Now that the local chapter of Guitars for Vets is on solid footing, Linton has initiated a faculty research project to evaluate the progress thus far. Linton will assess the program with help from two colleagues from counseling and human services, associate professor Joseph Campbell and visiting assistant professor Kurt Hanus.
“In this first phase, we’re looking to identify some of the primary benefits of being an instructor in the program,” Linton said.
Primarily, this involves Linton, Campbell, and Hanus gathering information about the general kinds of experiences the instructors are having with the veterans, as well as specific details about what kinds of instructional techniques are working the best.
Keith Ross, veteran outreach specialist at the South Bend Vet Center, is the liaison who takes referrals and pairs them with the instructors. The response has been sufficiently robust that there is currently a six-month waiting list, and the team is on the lookout to add a fourth instructor.
The vets choose their own pace. There are no expectations that they need to read music. Just learning a few chords to strum can lead to a satisfying sense of relaxation.
“Some of the students have immediately started putting in a lot of time practicing and grinding it out, getting pretty good. Other students are only doing it once a week at the lesson. We don’t judge them at all,” Linton said. “We’re just getting them the chance to try this.”

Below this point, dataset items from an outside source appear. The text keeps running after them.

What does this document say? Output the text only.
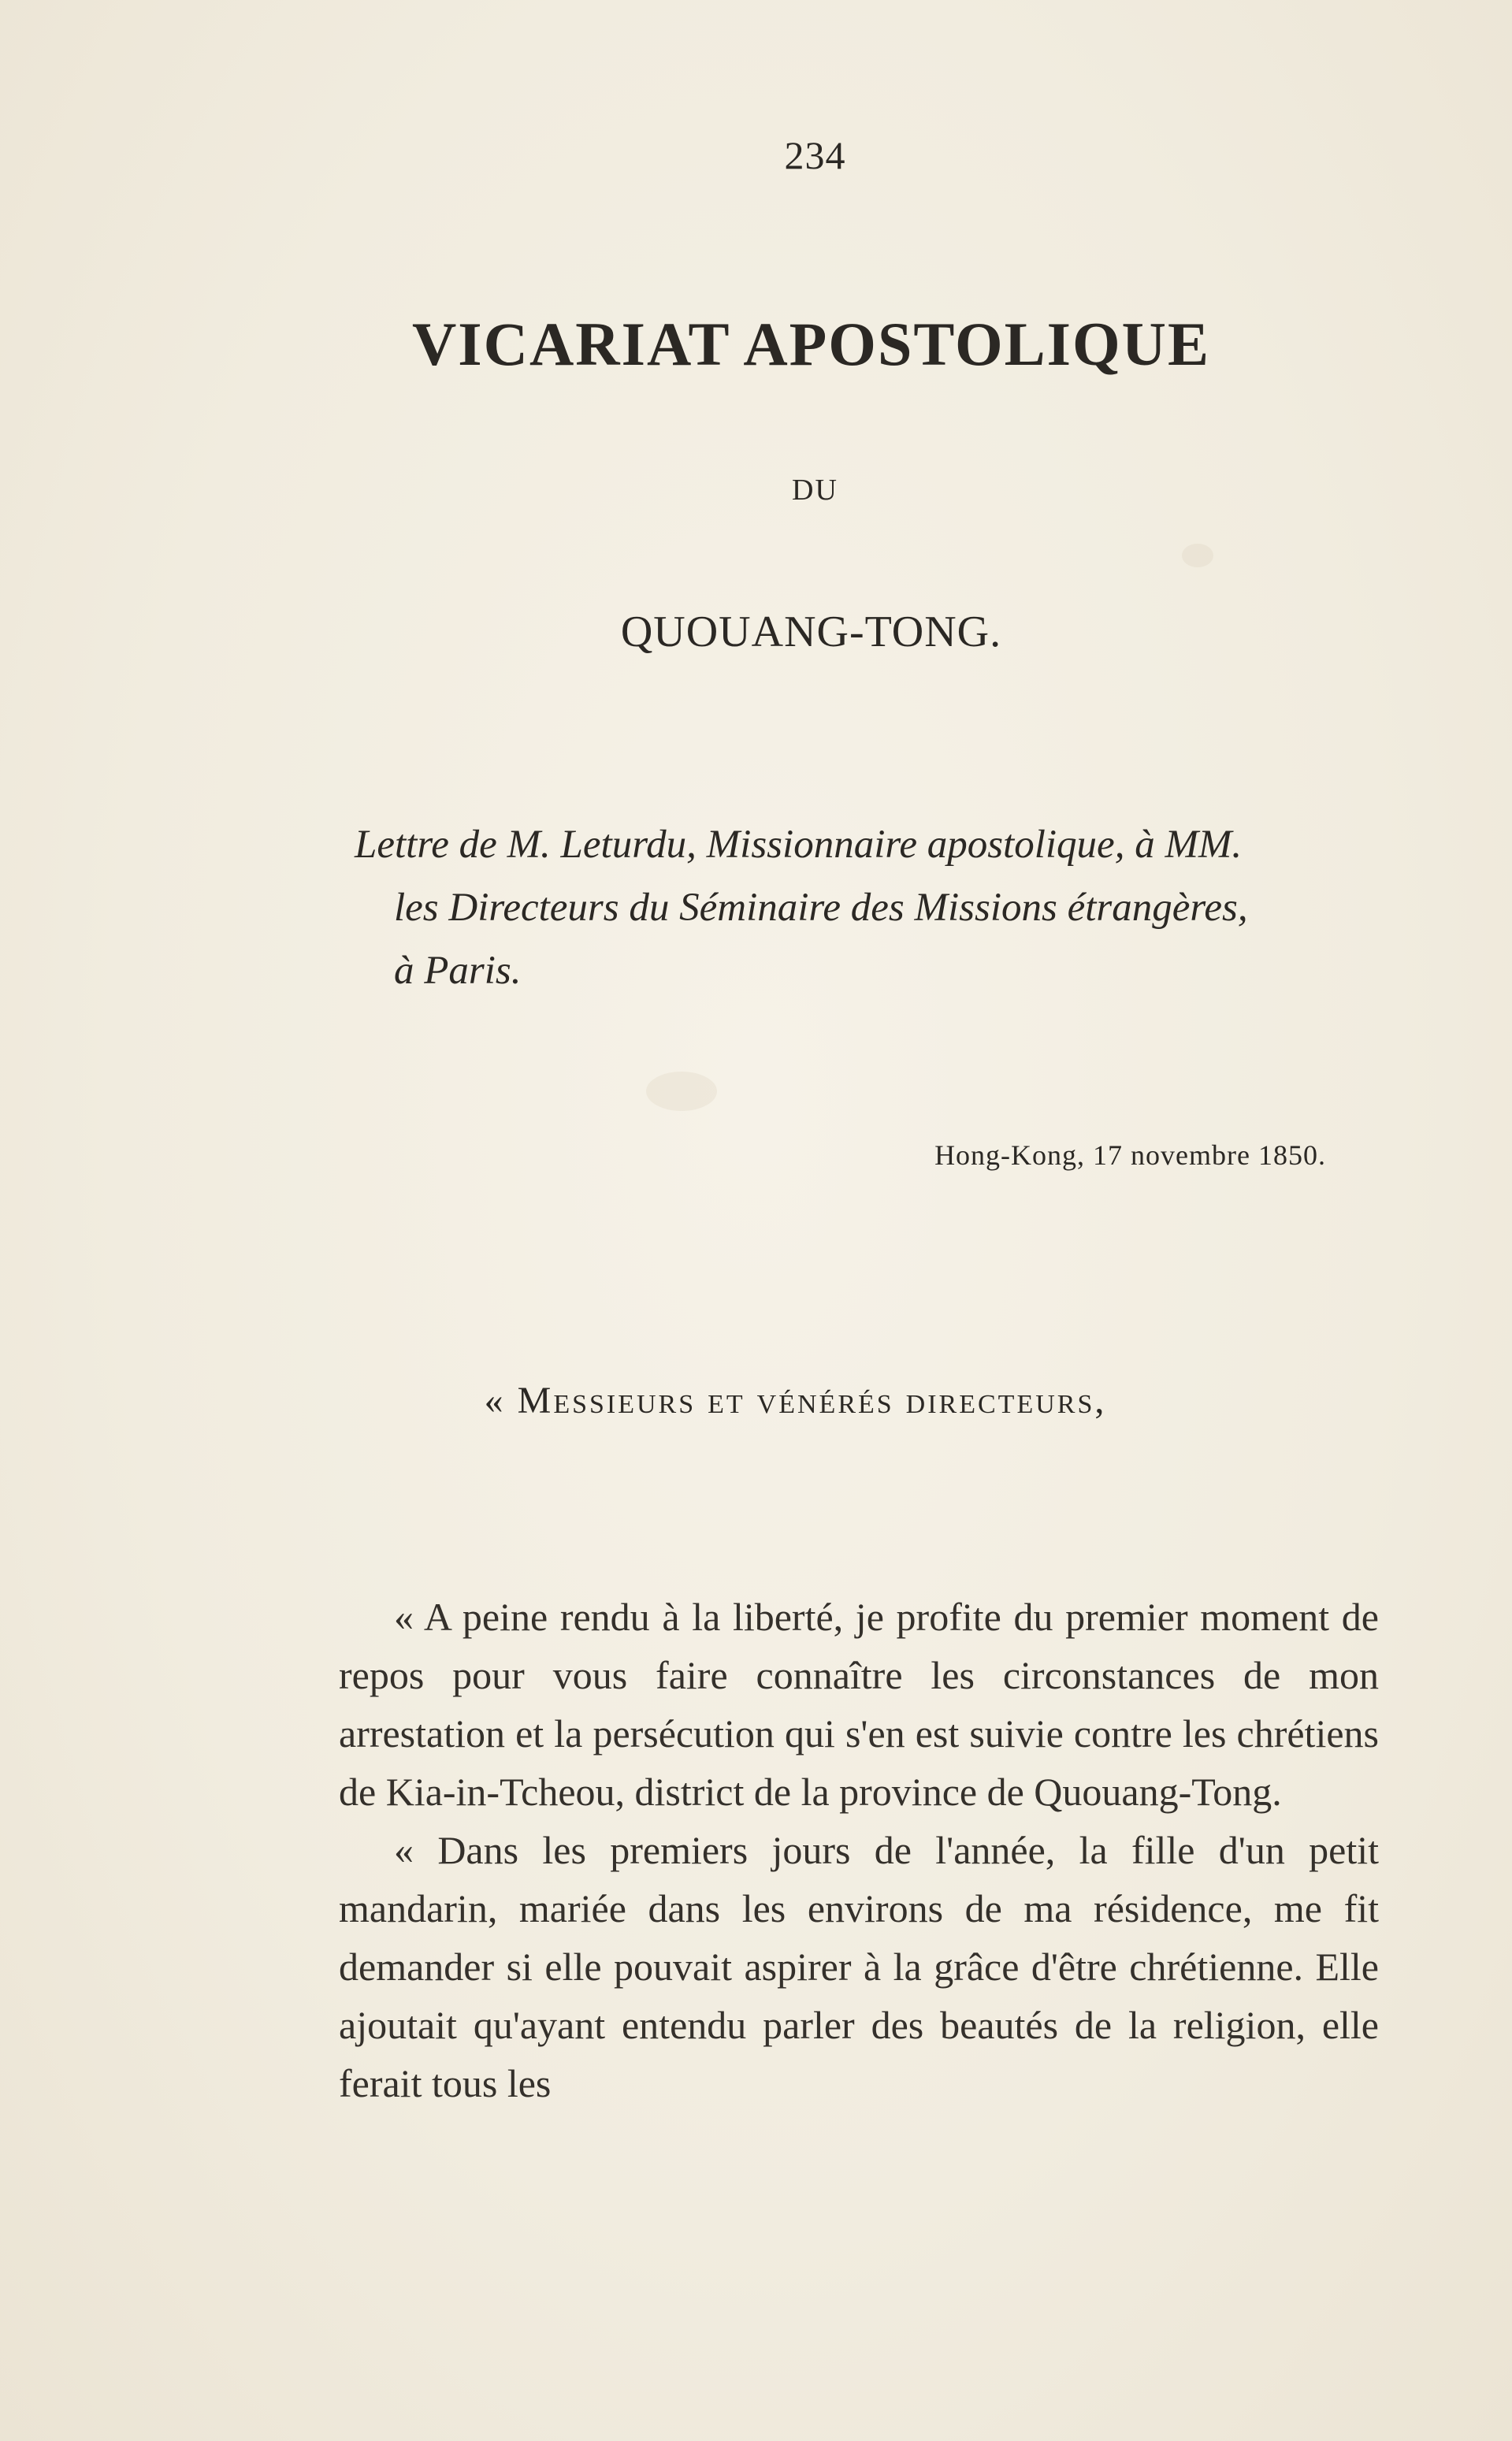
234
VICARIAT APOSTOLIQUE
DU
QUOUANG-TONG.
Lettre de M. Leturdu, Missionnaire apostolique, à MM.
les Directeurs du Séminaire des Missions étrangères,
à Paris.
Hong-Kong, 17 novembre 1850.
« Messieurs et vénérés directeurs,

« A peine rendu à la liberté, je profite du premier moment de repos pour vous faire connaître les circonstances de mon arrestation et la persécution qui s'en est suivie contre les chrétiens de Kia-in-Tcheou, district de la province de Quouang-Tong.

« Dans les premiers jours de l'année, la fille d'un petit mandarin, mariée dans les environs de ma résidence, me fit demander si elle pouvait aspirer à la grâce d'être chrétienne. Elle ajoutait qu'ayant entendu parler des beautés de la religion, elle ferait tous les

There are hopes of an informal, once-a-month jam session in the future, but for now the focus is on the one-on-one lessons. Nevertheless, a loose community is already forming.
“We’re two and a half years into this, so we just put together our first reunion picnic. We had about ten vets and their families come out, and the instructors were there,” Linton said. “We’re hoping to do more of that kind of community-building.”